Obviously you should only consider this if you're already using all the other GP registers, including lr, and can't shift some of your work to NEON registers, e.g. using packed-integer even if you only care about the low 32 bits.
(Using SIMD regs for more scalar integer is usually only useful if there's an isolated set of values that don't interact with the other values in your algorithm, and you don't need to branch on them or use them as pointers. Transfer between int and SIMD is slow on some ARM CPUs.)
This is very non-standard, and only even possibly safe in user-space, not kernel
If you have any signal handlers installed, your stack pointer must be valid when one of those signals arrives. (And that's asynchronous.)

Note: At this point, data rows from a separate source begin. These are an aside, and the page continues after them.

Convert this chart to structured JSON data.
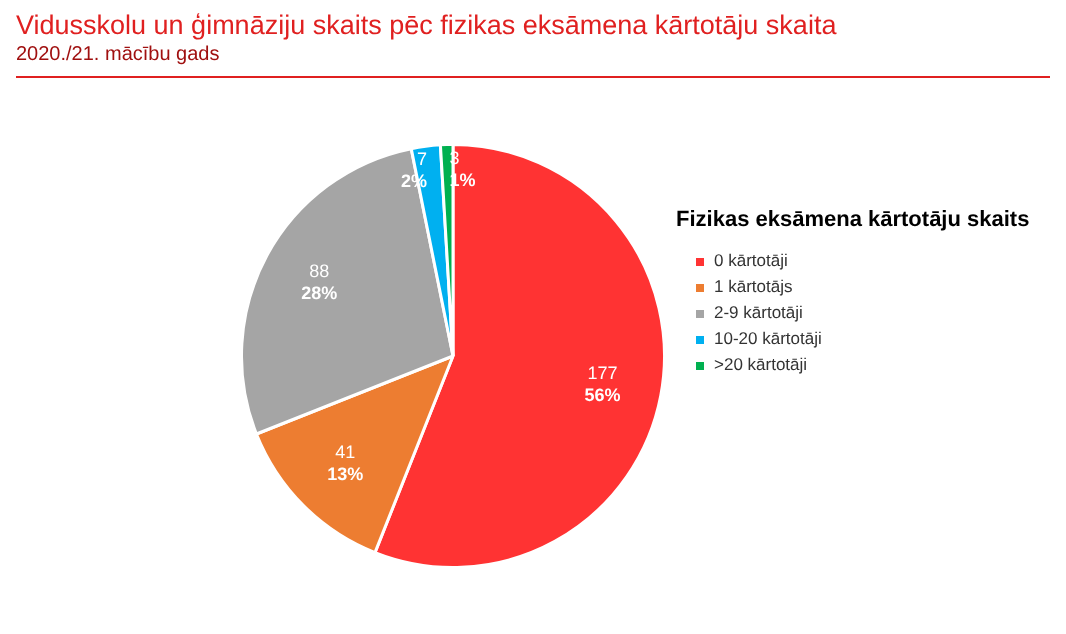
{
  "chart_data": {
    "type": "pie",
    "title": "Vidusskolu un ģimnāziju skaits pēc fizikas eksāmena kārtotāju skaita",
    "subtitle": "2020./21. mācību gads",
    "legend_title": "Fizikas eksāmena kārtotāju skaits",
    "legend": "right",
    "categories": [
      "0 kārtotāji",
      "1 kārtotājs",
      "2-9 kārtotāji",
      "10-20 kārtotāji",
      ">20 kārtotāji"
    ],
    "values": [
      177,
      41,
      88,
      7,
      3
    ],
    "colors": [
      "#ff3333",
      "#ed7d31",
      "#a5a5a5",
      "#00b0f0",
      "#00b050"
    ],
    "value_labels": [
      "177\n56%",
      "41\n13%",
      "88\n28%",
      "7\n2%",
      "3\n1%"
    ]
  }
}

There's no other async usage of the user-space stack pointer in Linux beyond signal handlers. (Except if you're debugging with GDB and use print foo(123) where foo is a function in the target process.)

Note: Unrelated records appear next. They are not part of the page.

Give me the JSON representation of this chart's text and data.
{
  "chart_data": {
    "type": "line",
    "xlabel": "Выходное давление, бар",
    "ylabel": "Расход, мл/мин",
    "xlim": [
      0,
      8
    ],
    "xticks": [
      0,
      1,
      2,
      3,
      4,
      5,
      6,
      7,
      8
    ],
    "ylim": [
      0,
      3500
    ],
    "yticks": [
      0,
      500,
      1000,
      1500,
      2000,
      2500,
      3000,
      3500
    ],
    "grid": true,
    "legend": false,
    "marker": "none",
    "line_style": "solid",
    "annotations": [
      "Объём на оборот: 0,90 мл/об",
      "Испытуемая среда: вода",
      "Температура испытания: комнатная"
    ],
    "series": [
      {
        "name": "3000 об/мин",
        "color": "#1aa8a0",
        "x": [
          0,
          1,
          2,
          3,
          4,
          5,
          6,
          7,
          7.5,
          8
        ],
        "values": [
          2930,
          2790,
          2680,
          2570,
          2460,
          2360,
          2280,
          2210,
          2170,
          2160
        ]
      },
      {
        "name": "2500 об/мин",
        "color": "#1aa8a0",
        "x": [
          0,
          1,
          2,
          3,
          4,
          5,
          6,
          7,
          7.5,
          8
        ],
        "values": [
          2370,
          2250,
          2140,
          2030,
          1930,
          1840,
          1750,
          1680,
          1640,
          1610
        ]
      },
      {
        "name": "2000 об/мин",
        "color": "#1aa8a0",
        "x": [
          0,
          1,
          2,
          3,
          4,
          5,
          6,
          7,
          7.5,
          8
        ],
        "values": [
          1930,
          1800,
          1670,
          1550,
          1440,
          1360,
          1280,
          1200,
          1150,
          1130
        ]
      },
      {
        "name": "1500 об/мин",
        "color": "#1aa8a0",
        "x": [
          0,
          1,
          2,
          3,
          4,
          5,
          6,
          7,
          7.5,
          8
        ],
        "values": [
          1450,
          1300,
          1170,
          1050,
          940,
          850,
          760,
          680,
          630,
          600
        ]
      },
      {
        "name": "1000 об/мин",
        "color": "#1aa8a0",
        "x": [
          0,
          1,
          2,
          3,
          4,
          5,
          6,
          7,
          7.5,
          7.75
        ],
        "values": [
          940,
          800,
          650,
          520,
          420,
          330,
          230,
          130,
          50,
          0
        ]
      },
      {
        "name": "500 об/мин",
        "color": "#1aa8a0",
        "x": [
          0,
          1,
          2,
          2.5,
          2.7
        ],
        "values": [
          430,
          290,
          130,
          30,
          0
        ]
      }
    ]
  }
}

As mentioned in comments on Can I use rsp as a general purpose register (the x86-64 equivalent of this question), there's a workaround even for signals:
Use sigaltstack to set up an alternative stack, and specify SA_ONSTACK in the flags for sigaction when installing a handler.
As @Timothy points out, if your scratch value of SP could be an integer that happens to "point" into the alt stack, the signal dispatch mechanism will assume this is a nested signal and won't modify SP (because in an actual nested-signal case that would overwrite the first signal handler's still in use stack). So you could be one push away from SP going into an unmapped page, unless you allocate twice as much as you need, and only pass the top half to sigaltstack. (Maybe just 2k or 4k for simple signal handlers that return after not doing much).

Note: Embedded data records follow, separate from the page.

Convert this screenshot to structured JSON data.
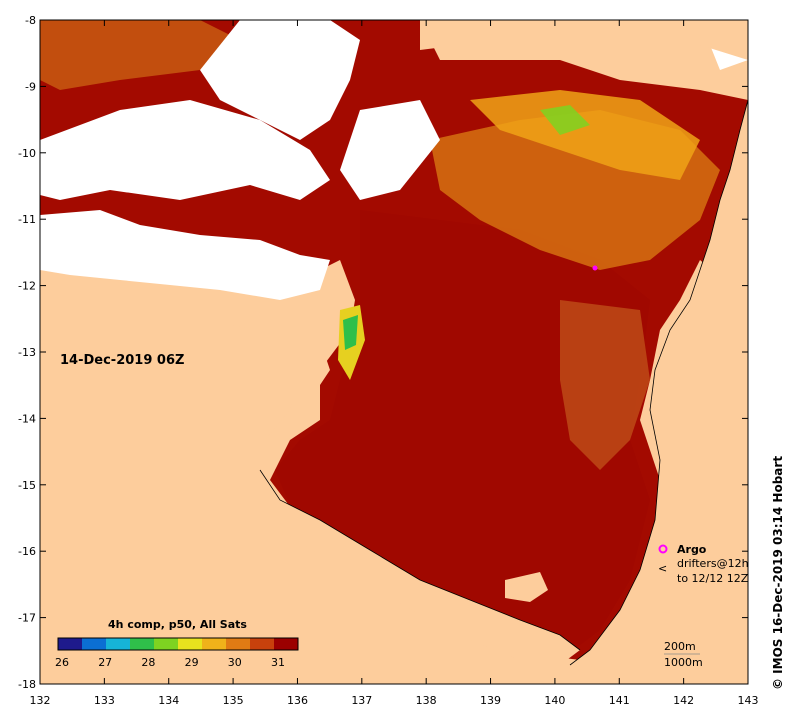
{
  "map": {
    "title": "14-Dec-2019 06Z",
    "colorbar_title": "4h comp, p50, All Sats",
    "colorbar_ticks": [
      "26",
      "27",
      "28",
      "29",
      "30",
      "31"
    ],
    "colorbar_colors": [
      "#1e1a8c",
      "#0b6fd3",
      "#16b4d7",
      "#2fbf4a",
      "#7ed321",
      "#e8e31e",
      "#f0b21a",
      "#e07b14",
      "#c8410c",
      "#9b0000"
    ],
    "x_ticks": [
      "132",
      "133",
      "134",
      "135",
      "136",
      "137",
      "138",
      "139",
      "140",
      "141",
      "142",
      "143"
    ],
    "y_ticks": [
      "-8",
      "-9",
      "-10",
      "-11",
      "-12",
      "-13",
      "-14",
      "-15",
      "-16",
      "-17",
      "-18"
    ],
    "legend": {
      "argo_label": "Argo",
      "drifters_label_line1": "drifters@12h",
      "drifters_label_line2": "to 12/12 12Z",
      "depth_200": "200m",
      "depth_1000": "1000m"
    },
    "credit": "© IMOS 16-Dec-2019 03:14 Hobart",
    "colors": {
      "land": "#fdcd9c",
      "warm_sea": "#a00800",
      "cloud": "#ffffff",
      "argo": "#ff00ff"
    }
  }
}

This should be safe even with nested signals: only the outer-most signal handler can start near the bottom of the alt stack, and use some of the allocated space beyond the actual altstack. Another signal will use space below that, if SP is still within the altstack. Or it will use the top of the altstack if SP has gotten outside the altstack.
Or you can avoid the need for this over-allocation by using SP to hold a pointer to something else that's definitely not the alt stack, if any of your GP registers need to be a pointer. Having it be a valid pointer opens you up to corruption instead of faults if a debugger uses the current SP for something, or if you get the altstack mechanism wrong. But that's just a difference in failure mode: either is catastrophic.
Hardware interrupts save state on the kernel stack, not the user-space stack. If they used the user stack:
- user-space could crash the OS by having an invalid SP.
- user-space could gain kernel privileges by having another user-space thread modify the kernel's stack data (including return addresses.)
(All user-space threads of a process share the same page table, and can read/write each other's stack mappings.)
Linux/Android is very different from a lightweight RTOS without virtual memory or strict enforcement of privilege separation.